Dilansir dari Marca, sebelum datang ke pengadilan, Ronaldo sudah menerima tawaran jaksa. Tawaran tersebut berupa  hukuman penjara selama 23 bulan dan denda sebesar 18,8 juta euro atau lebih dari Rp 304 miliar. Namun, Ronaldo tidak akan mendekam dalam bui lantaran menurut hukum di Spanyol, pelaku tidak akan dikurung dalam penjara jika baru satu kali melakukan penggelapan pajak.

Ronaldo tak lama berada di ruang sidang. Usai pembacaan putusan, sang bintang langsung meninggalkan lokasi dan enggan banyak berkomentar kepada awak media yang membanjiri pintu masuk pengadilan.

"Semuanya sempurna," komentar singkat Ronaldo saat meninggalkan gedung pengadilan seperti dimuat Mirror.

Pemain Juventus Cristiano Ronaldo bersama kekasihnya Georgina Rodriguez meninggalkan gedung pengadilan di Madrid, Spanyol, Selasa (22/1/2019) [AFP]
Pemain Juventus Cristiano Ronaldo bersama kekasihnya Georgina Rodriguez meninggalkan gedung pengadilan di Madrid, Spanyol, Selasa (22/1/2019) [AFP]

Hak cipta yang dianggap merugikan pemerintah Spanyol

Kasus pengemplang pajak yang melibatkan Ronaldo mencuat pada tahun lalu. Tepatnya pada 15 Juni 2018, ketika peraih lima penghargaan Ballon d'Or itu mencetak hat-trick untuk Portugal saat bermain imbang kontra Spanyol di Piala Dunia Rusia.

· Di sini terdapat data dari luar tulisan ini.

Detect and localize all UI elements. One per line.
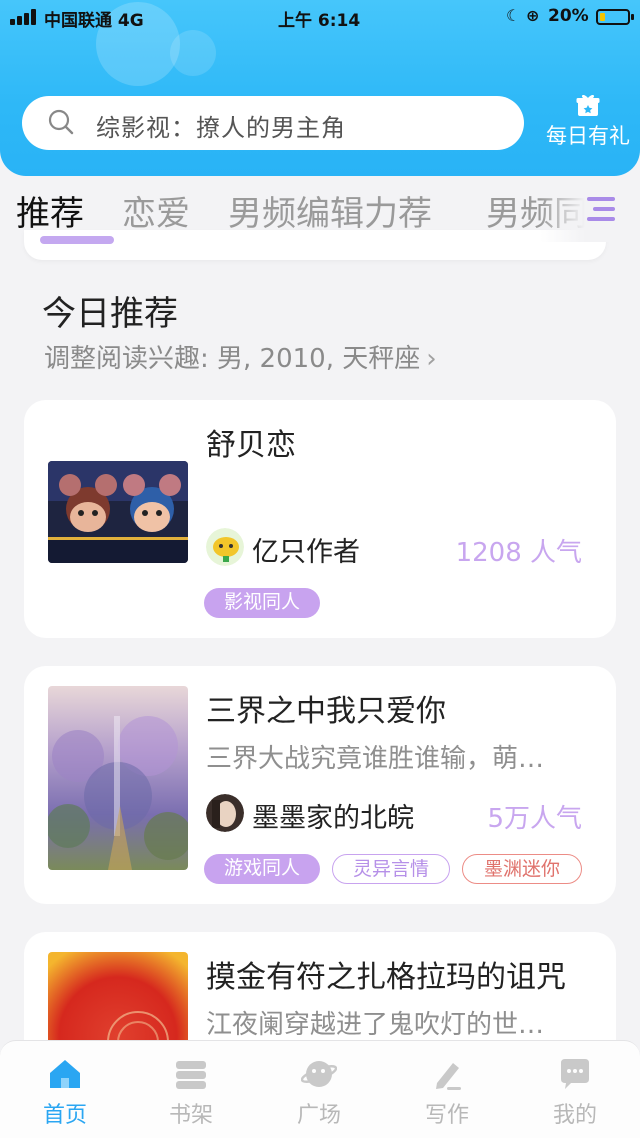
decorative-bubble [170,30,216,76]
author-name: 墨墨家的北皖 [252,803,414,834]
nav-home-label: 首页 [42,1103,87,1128]
search-placeholder: 综影视：撩人的男主角 [96,114,346,142]
nav-profile-label: 我的 [552,1103,597,1128]
book-card[interactable]: 三界之中我只爱你 三界大战究竟谁胜谁输，萌… 墨墨家的北皖 5万人气 游戏同人 … [24,666,616,904]
book-title: 摸金有符之扎格拉玛的诅咒 [206,960,566,995]
tab-romance[interactable]: 恋爱 [122,186,190,235]
popularity-count: 5万人气 [487,804,582,834]
nav-write-label: 写作 [424,1103,469,1128]
pen-icon [436,1063,461,1090]
search-icon [48,109,74,135]
plaza-icon [301,1061,337,1087]
nav-plaza[interactable]: 广场 [274,1057,364,1129]
orientation-lock-icon: ⊕ [526,6,540,25]
profile-icon [561,1059,589,1089]
gift-icon [576,94,600,116]
author-avatar [206,794,244,832]
tab-recommend[interactable]: 推荐 [16,186,84,235]
genre-tag[interactable]: 灵异言情 [332,854,450,884]
signal-icon [10,9,38,25]
tab-menu-icon[interactable] [585,192,617,226]
nav-write[interactable]: 写作 [402,1057,492,1129]
bookshelf-icon [176,1061,206,1089]
search-bar[interactable]: 综影视：撩人的男主角 [22,96,524,150]
book-cover [48,686,188,870]
battery-icon [596,9,634,25]
book-description: 三界大战究竟谁胜谁输，萌… [206,744,545,774]
active-tab-indicator [40,236,114,244]
bottom-navigation: 首页 书架 广场 写作 我的 [0,1040,640,1138]
nav-plaza-label: 广场 [296,1103,341,1128]
book-title: 三界之中我只爱你 [206,694,446,729]
clock: 上午 6:14 [278,11,361,31]
reading-interest-link[interactable]: 调整阅读兴趣: 男, 2010, 天秤座 › [44,338,437,375]
genre-tag[interactable]: 影视同人 [204,588,320,618]
book-card[interactable]: 舒贝恋 亿只作者 1208 人气 影视同人 [24,400,616,638]
genre-tag[interactable]: 墨渊迷你 [462,854,582,884]
section-title: 今日推荐 [42,294,178,334]
reading-interest-label: 调整阅读兴趣: 男, 2010, 天秤座 [44,344,421,374]
tab-male-editor-picks[interactable]: 男频编辑力荐 [228,186,432,235]
author-name: 亿只作者 [252,537,360,568]
daily-gift-button[interactable]: 每日有礼 [538,92,638,156]
carrier-label: 中国联通 4G [44,11,144,31]
popularity-count: 1208 人气 [455,538,582,568]
moon-icon: ☾ [506,6,521,25]
cover-image-mystic-forest [48,686,188,870]
book-title: 舒贝恋 [206,428,296,463]
nav-bookshelf[interactable]: 书架 [146,1057,236,1129]
chevron-right-icon: › [426,344,437,374]
author-avatar [206,528,244,566]
daily-gift-label: 每日有礼 [546,124,630,148]
nav-home[interactable]: 首页 [20,1057,110,1129]
status-bar: 中国联通 4G 上午 6:14 ☾ ⊕ 20% [0,0,640,34]
nav-bookshelf-label: 书架 [168,1103,213,1128]
home-icon [50,1060,80,1088]
battery-percent: 20% [548,6,589,26]
nav-profile[interactable]: 我的 [530,1057,620,1129]
cover-image-animated-mice [48,461,188,563]
book-description: 江夜阑穿越进了鬼吹灯的世… [206,1010,545,1040]
book-cover [48,461,188,563]
genre-tag[interactable]: 游戏同人 [204,854,320,884]
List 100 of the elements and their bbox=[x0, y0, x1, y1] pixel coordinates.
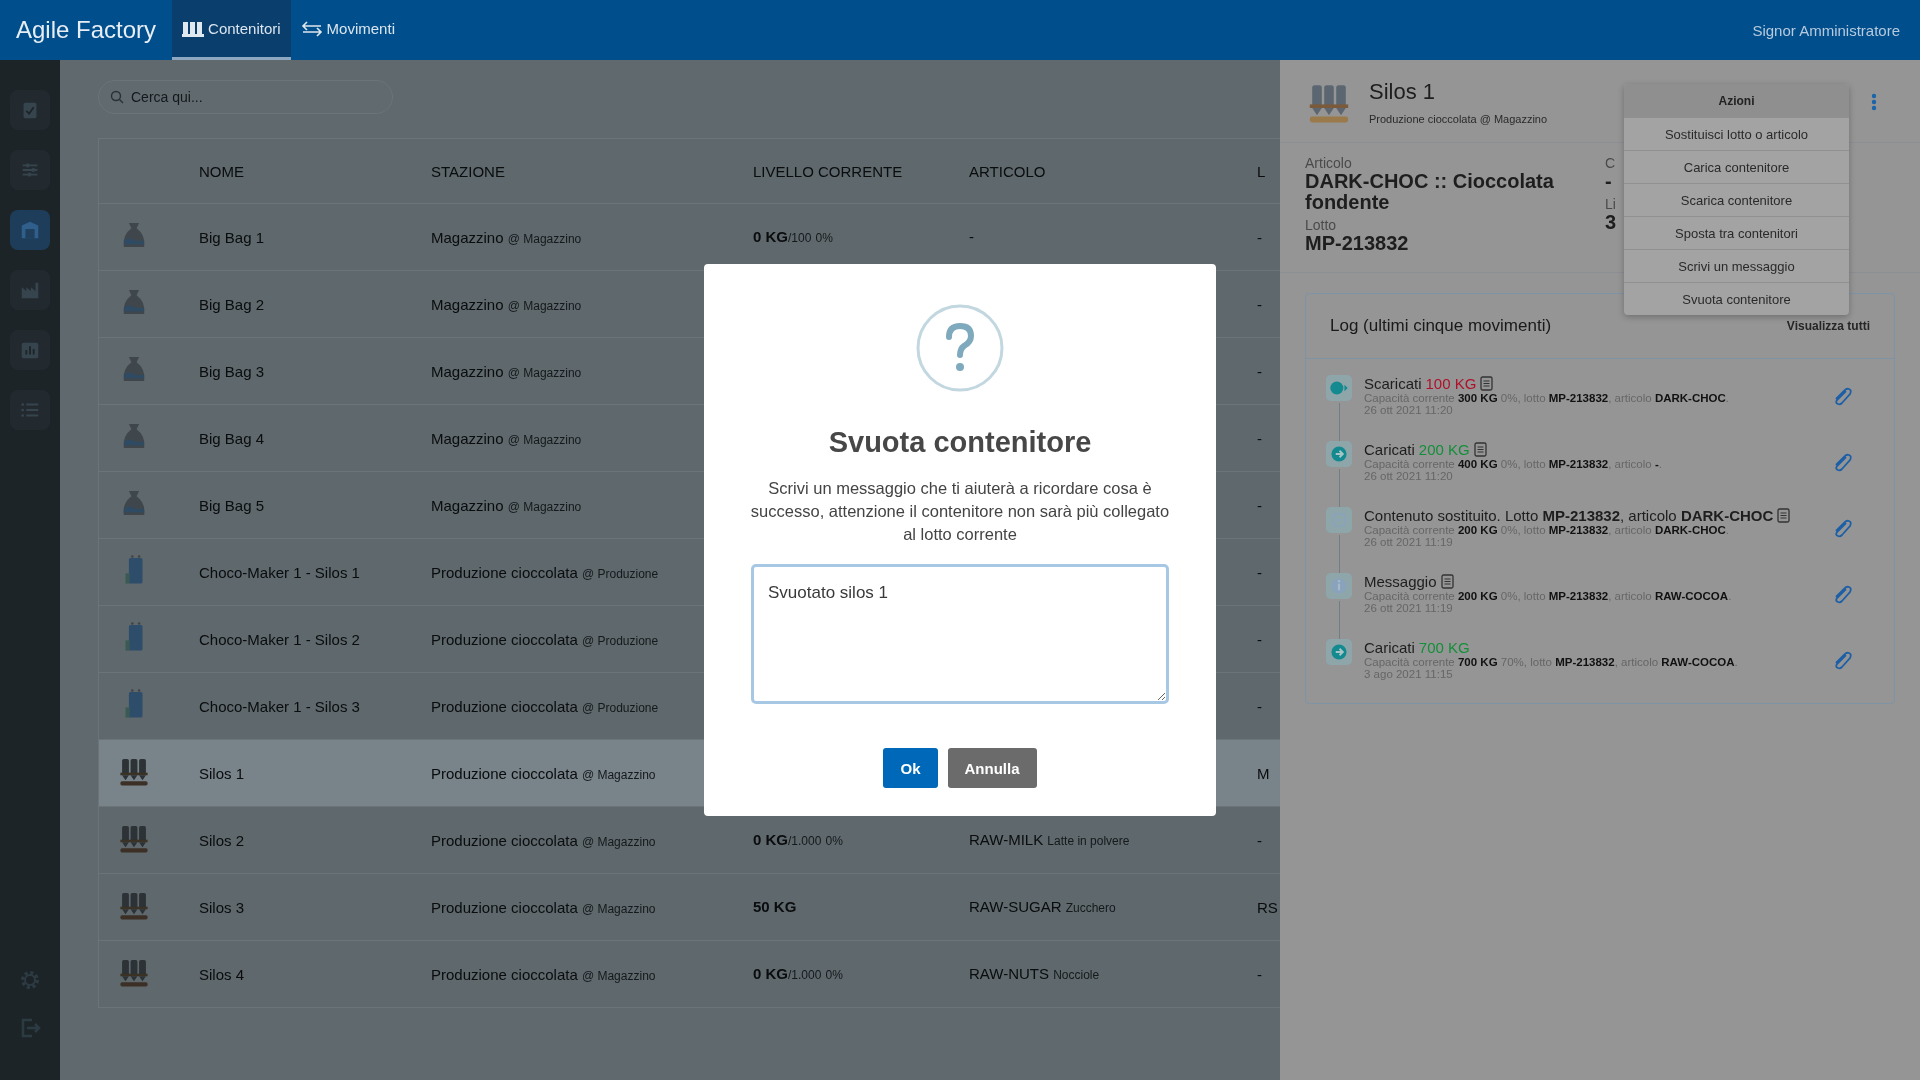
swap-arrows-icon bbox=[300, 19, 323, 38]
lot-cell-text: - bbox=[1257, 496, 1263, 514]
cancel-button[interactable]: Annulla bbox=[947, 748, 1037, 789]
clipboard-icon[interactable] bbox=[10, 90, 50, 130]
log-entry-title: Caricati bbox=[1364, 639, 1415, 656]
field-value: MP-213832 bbox=[1305, 233, 1410, 254]
log-title: Log (ultimi cinque movimenti) bbox=[1330, 316, 1552, 336]
menu-item[interactable]: Scarica contenitore bbox=[1624, 183, 1849, 216]
article-cell-text: RAW-MILK Latte in polvere bbox=[968, 831, 1130, 848]
lot-cell-text: - bbox=[1257, 563, 1263, 581]
lot-cell-text: - bbox=[1257, 362, 1263, 380]
article-cell-text: RAW-SUGAR Zucchero bbox=[968, 898, 1116, 915]
menu-item[interactable]: Carica contenitore bbox=[1624, 150, 1849, 183]
level-cell-text: 50 KG bbox=[752, 898, 797, 915]
lot-cell-text: - bbox=[1257, 295, 1263, 313]
station-cell-text: Produzione cioccolata @ Magazzino bbox=[430, 965, 657, 983]
station-cell-text: Produzione cioccolata @ Magazzino bbox=[430, 831, 657, 849]
warehouse-icon[interactable] bbox=[10, 210, 50, 250]
message-field[interactable]: Svuotato silos 1 bbox=[751, 564, 1169, 705]
station-cell-text: Produzione cioccolata @ Magazzino bbox=[430, 764, 657, 782]
lot-cell-text: - bbox=[1257, 630, 1263, 648]
field-value: 3 bbox=[1605, 212, 1617, 233]
log-amount: 700 KG bbox=[1418, 639, 1470, 656]
log-amount: 200 KG bbox=[1418, 441, 1470, 458]
sliders-icon[interactable] bbox=[10, 150, 50, 190]
user-name[interactable]: Signor Amministratore bbox=[1752, 0, 1920, 60]
lot-cell-text: RS bbox=[1257, 898, 1279, 916]
station-cell-text: Produzione cioccolata @ Produzione bbox=[430, 630, 660, 648]
article-cell-text: RAW-NUTS Nocciole bbox=[968, 965, 1100, 982]
station-cell-text: Magazzino @ Magazzino bbox=[430, 496, 583, 514]
station-cell-text: Magazzino @ Magazzino bbox=[430, 228, 583, 246]
column-header[interactable]: STAZIONE bbox=[419, 162, 741, 180]
note-icon[interactable] bbox=[1480, 376, 1494, 391]
search-field[interactable]: Cerca qui... bbox=[98, 80, 393, 114]
search-icon bbox=[110, 90, 124, 104]
container-subtitle: Produzione cioccolata @ Magazzino bbox=[1369, 113, 1548, 125]
dialog-title: Svuota contenitore bbox=[828, 426, 1092, 459]
settings-icon[interactable] bbox=[18, 968, 42, 992]
station-cell-text: Magazzino @ Magazzino bbox=[430, 429, 583, 447]
field-label: Articolo bbox=[1305, 155, 1353, 171]
note-icon[interactable] bbox=[1473, 442, 1487, 457]
question-icon bbox=[916, 304, 1004, 392]
level-cell-text: 0 KG/100 0% bbox=[752, 228, 833, 245]
name-cell-text: Silos 2 bbox=[198, 831, 246, 849]
log-entry-title: Messaggio bbox=[1364, 573, 1437, 590]
more-icon[interactable] bbox=[1871, 93, 1877, 111]
station-cell-text: Produzione cioccolata @ Magazzino bbox=[430, 898, 657, 916]
note-icon[interactable] bbox=[1777, 508, 1791, 523]
name-cell-text: Big Bag 2 bbox=[198, 295, 266, 313]
field-value: - bbox=[1605, 171, 1612, 192]
log-entry-title: Contenuto sostituito. Lotto MP-213832, articolo DARK-CHOC bbox=[1364, 507, 1774, 524]
name-cell-text: Silos 4 bbox=[198, 965, 246, 983]
menu-item[interactable]: Scrivi un messaggio bbox=[1624, 249, 1849, 282]
nav-tab[interactable]: Movimenti bbox=[290, 0, 405, 60]
lot-cell-text: - bbox=[1257, 429, 1263, 447]
name-cell-text: Choco-Maker 1 - Silos 3 bbox=[198, 697, 361, 715]
note-icon[interactable] bbox=[1440, 574, 1454, 589]
column-header[interactable]: LIVELLO CORRENTE bbox=[741, 162, 957, 180]
name-cell-text: Silos 3 bbox=[198, 898, 246, 916]
level-cell-text: 0 KG/1.000 0% bbox=[752, 965, 843, 982]
column-header[interactable]: L bbox=[1257, 162, 1280, 180]
log-entry-title: Caricati bbox=[1364, 441, 1415, 458]
column-header[interactable]: ARTICOLO bbox=[957, 162, 1257, 180]
menu-item[interactable]: Sostituisci lotto o articolo bbox=[1624, 117, 1849, 150]
lot-cell-text: - bbox=[1257, 965, 1263, 983]
station-cell-text: Magazzino @ Magazzino bbox=[430, 295, 583, 313]
name-cell-text: Big Bag 4 bbox=[198, 429, 266, 447]
ok-button[interactable]: Ok bbox=[883, 748, 938, 789]
container-title: Silos 1 bbox=[1369, 79, 1437, 105]
lot-cell-text: - bbox=[1257, 697, 1263, 715]
lot-cell-text: - bbox=[1257, 228, 1263, 246]
name-cell-text: Choco-Maker 1 - Silos 1 bbox=[198, 563, 361, 581]
name-cell-text: Big Bag 5 bbox=[198, 496, 266, 514]
field-value: DARK-CHOC :: Cioccolata fondente bbox=[1305, 171, 1555, 213]
name-cell-text: Choco-Maker 1 - Silos 2 bbox=[198, 630, 361, 648]
name-cell-text: Big Bag 1 bbox=[198, 228, 266, 246]
station-cell-text: Produzione cioccolata @ Produzione bbox=[430, 563, 660, 581]
log-amount: 100 KG bbox=[1425, 375, 1477, 392]
field-label: C bbox=[1605, 155, 1616, 171]
column-header[interactable]: NOME bbox=[187, 162, 419, 180]
lot-cell-text: - bbox=[1257, 831, 1263, 849]
field-label: Li bbox=[1605, 196, 1616, 212]
silos-icon bbox=[182, 19, 205, 38]
lot-cell-text: M bbox=[1257, 764, 1271, 782]
station-cell-text: Produzione cioccolata @ Produzione bbox=[430, 697, 660, 715]
menu-item[interactable]: Sposta tra contenitori bbox=[1624, 216, 1849, 249]
factory-icon[interactable] bbox=[10, 270, 50, 310]
dialog-message: Scrivi un messaggio che ti aiuterà a ricordare cosa è successo, attenzione il contenitore non sarà più collegato al lotto corrente bbox=[750, 478, 1170, 546]
station-cell-text: Magazzino @ Magazzino bbox=[430, 362, 583, 380]
app-title: Agile Factory bbox=[15, 15, 158, 45]
list-icon[interactable] bbox=[10, 390, 50, 430]
view-all-link[interactable]: Visualizza tutti bbox=[1786, 319, 1870, 333]
field-label: Lotto bbox=[1305, 217, 1338, 233]
menu-title: Azioni bbox=[1624, 84, 1849, 117]
name-cell-text: Big Bag 3 bbox=[198, 362, 266, 380]
bar-chart-icon[interactable] bbox=[10, 330, 50, 370]
log-entry-title: Scaricati bbox=[1364, 375, 1422, 392]
menu-item[interactable]: Svuota contenitore bbox=[1624, 282, 1849, 315]
name-cell-text: Silos 1 bbox=[198, 764, 246, 782]
nav-tab[interactable]: Contenitori bbox=[172, 0, 291, 60]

Kapten timnas Portugal disebut-sebut telah melakukan penggelapan pajak sebesar Rp 223 miliar antara tahun 2011 hingga 2014. Dilansir AceShowbiz, jaksa penuntut regional Madrid saat itu menuduh Ronaldo menggunakan sebuah perusahaan yang terletak di Kepulauan Virgin untuk menyembunyikan total pendapatannya, terkait hak cipta, dari kantor pajak Spanyol.

Awalnya, melalui kuasa hukumnya, Ronaldo membantah dengan tegas. Namun kesepakatan akhirnya tercapai. Ronaldo sepakat untuk membayar denda sehingga tidak perlu menjalani hukuman penjara.

Ronaldo bukan satu-satunya

Kasus penggelapan pajak yang menimpa bintang lapangan hijau di Spanyol tidak hanya dialami Ronaldo. Sejumlah pemain nyatanya juga harus berhadapan dengan hukum.

Sebut saja mantan rekan Ronaldo di Real Madrid Xabi Alonso. Pemain yang menjadi skuat "golden era" timnas Spanyol itu juga tersandung masalah hak cipta senilai 2 juta euro. Alonso kabarnya juga datang ke persidangan di hari yang sama dengan Ronaldo pada Selasa (22/1/2019).

Pemain Barcelona Lionel Messi rayakan golnya ke gawang Eibar dalam pertandingan di Camp Nou pada 14 Januari 2019 [AFP]
Pemain Barcelona Lionel Messi rayakan golnya ke gawang Eibar dalam pertandingan di Camp Nou pada 14 Januari 2019 [AFP]

Selain Ronaldo dan Alonso, pemain Madrid lainnya juga didakwa mengemplang pajak. Dia adalah Marcelo Vieira. Dalam persidangan, Marcelo mengaku bersalah telah menggunakan firma asing untuk mengurus penggelapan pajak tersebut dan menerima hukuman penjara empat bulan.

Selain pemain Real Madrid, sejumlah pemain dan mantan pemain Barcelona juga tak luput dari kejaran otoritas pajak Negeri Matador. Diantaranya Neymar da Silva Santos Junior, Xavier Mascherano dan sang mega bintang Lionel Messi.